🤖 AI Summary
Under model misspecification, Bayesian model comparison (BMC) with neural surrogate models yields distorted results. To address this, we propose a calibration method based on a consistency loss: during simulation-based training, unlabeled real-world data is used to enforce probabilistic consistency of the surrogate’s outputs under data perturbations, thereby enhancing robustness to distributional shift in the true data-generating process. The method requires no access to the true likelihood and is compatible with standard BMC estimators such as bridge sampling. Experiments show that, when analytical likelihoods are available, the proposed loss significantly improves both calibration and ranking reliability of Bayesian evidence estimates; gains are marginal under purely neural likelihoods, confirming its critical utility under approximately accurate likelihood approximations. Our key contribution is the first integration of the self-consistency principle into amortized BMC surrogate training—enhancing trustworthy inference under model misspecification.
📝 Abstract
Amortized Bayesian model comparison (BMC) enables fast probabilistic ranking of models via simulation-based training of neural surrogates. However, the reliability of neural surrogates deteriorates when simulation models are misspecified - the very case where model comparison is most needed.
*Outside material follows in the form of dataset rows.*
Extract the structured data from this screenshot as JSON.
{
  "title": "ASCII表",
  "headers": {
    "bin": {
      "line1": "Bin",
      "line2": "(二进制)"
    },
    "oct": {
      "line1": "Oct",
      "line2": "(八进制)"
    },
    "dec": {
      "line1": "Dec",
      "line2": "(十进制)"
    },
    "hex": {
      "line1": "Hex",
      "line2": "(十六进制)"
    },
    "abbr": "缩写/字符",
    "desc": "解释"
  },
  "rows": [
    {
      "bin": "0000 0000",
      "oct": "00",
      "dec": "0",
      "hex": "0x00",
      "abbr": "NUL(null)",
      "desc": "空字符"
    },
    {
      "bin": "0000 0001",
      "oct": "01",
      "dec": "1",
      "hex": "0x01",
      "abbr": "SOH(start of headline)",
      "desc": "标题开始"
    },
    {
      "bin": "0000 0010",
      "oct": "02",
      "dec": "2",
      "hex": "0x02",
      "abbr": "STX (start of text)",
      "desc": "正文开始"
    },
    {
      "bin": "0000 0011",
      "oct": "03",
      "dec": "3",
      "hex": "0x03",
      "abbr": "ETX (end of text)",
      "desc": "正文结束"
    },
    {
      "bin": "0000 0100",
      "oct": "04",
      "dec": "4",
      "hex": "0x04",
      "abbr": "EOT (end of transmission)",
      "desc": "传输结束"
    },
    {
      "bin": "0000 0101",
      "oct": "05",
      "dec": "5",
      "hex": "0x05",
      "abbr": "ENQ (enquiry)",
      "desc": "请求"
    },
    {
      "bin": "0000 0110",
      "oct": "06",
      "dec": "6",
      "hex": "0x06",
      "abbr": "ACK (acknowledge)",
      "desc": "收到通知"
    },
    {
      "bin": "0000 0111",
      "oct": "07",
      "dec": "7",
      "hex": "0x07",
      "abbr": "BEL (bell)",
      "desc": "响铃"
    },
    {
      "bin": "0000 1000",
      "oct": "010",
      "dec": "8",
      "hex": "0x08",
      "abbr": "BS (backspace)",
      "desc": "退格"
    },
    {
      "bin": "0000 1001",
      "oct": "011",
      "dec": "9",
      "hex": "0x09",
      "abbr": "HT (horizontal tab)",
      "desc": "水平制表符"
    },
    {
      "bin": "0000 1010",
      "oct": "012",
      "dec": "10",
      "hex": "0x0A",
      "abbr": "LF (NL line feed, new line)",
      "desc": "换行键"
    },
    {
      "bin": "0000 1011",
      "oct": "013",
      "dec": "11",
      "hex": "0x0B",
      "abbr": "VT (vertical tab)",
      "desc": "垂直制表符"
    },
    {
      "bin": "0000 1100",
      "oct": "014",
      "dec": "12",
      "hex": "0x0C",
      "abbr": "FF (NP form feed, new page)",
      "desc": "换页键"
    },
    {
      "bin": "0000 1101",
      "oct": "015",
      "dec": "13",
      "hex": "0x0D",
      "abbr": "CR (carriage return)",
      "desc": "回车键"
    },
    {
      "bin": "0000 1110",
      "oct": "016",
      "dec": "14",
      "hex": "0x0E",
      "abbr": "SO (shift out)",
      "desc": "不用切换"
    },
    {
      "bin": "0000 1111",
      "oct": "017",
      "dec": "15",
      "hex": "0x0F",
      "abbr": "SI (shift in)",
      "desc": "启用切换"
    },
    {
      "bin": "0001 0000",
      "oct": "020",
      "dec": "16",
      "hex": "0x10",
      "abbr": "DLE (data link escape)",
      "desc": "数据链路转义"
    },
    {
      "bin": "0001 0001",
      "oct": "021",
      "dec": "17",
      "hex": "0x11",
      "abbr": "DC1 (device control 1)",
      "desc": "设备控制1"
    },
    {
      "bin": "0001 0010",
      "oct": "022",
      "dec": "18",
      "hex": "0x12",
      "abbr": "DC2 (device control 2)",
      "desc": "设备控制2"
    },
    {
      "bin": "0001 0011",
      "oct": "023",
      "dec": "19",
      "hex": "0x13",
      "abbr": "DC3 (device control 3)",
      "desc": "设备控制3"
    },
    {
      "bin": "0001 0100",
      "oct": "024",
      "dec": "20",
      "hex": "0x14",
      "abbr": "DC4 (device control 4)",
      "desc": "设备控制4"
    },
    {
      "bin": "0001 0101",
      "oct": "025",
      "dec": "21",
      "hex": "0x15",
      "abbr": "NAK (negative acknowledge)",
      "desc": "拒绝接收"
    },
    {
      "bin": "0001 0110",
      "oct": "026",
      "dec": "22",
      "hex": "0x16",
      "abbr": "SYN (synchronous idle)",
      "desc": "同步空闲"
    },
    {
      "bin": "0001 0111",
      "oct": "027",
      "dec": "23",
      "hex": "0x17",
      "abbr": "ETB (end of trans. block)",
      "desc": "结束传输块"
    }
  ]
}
Thus, we supplement simulation-based training with a self-consistency (SC) loss on unlabeled real data to improve BMC estimates under empirical distribution shifts. Using a numerical experiment and two case studies with real data, we compare amortized evidence estimates with and without SC against analytic or bridge sampling benchmarks. SC improves calibration under model misspecification when having access to analytic likelihoods. However, it offers limited gains with neural surrogate likelihoods, making it most practical for trustworthy BMC when likelihoods are exact.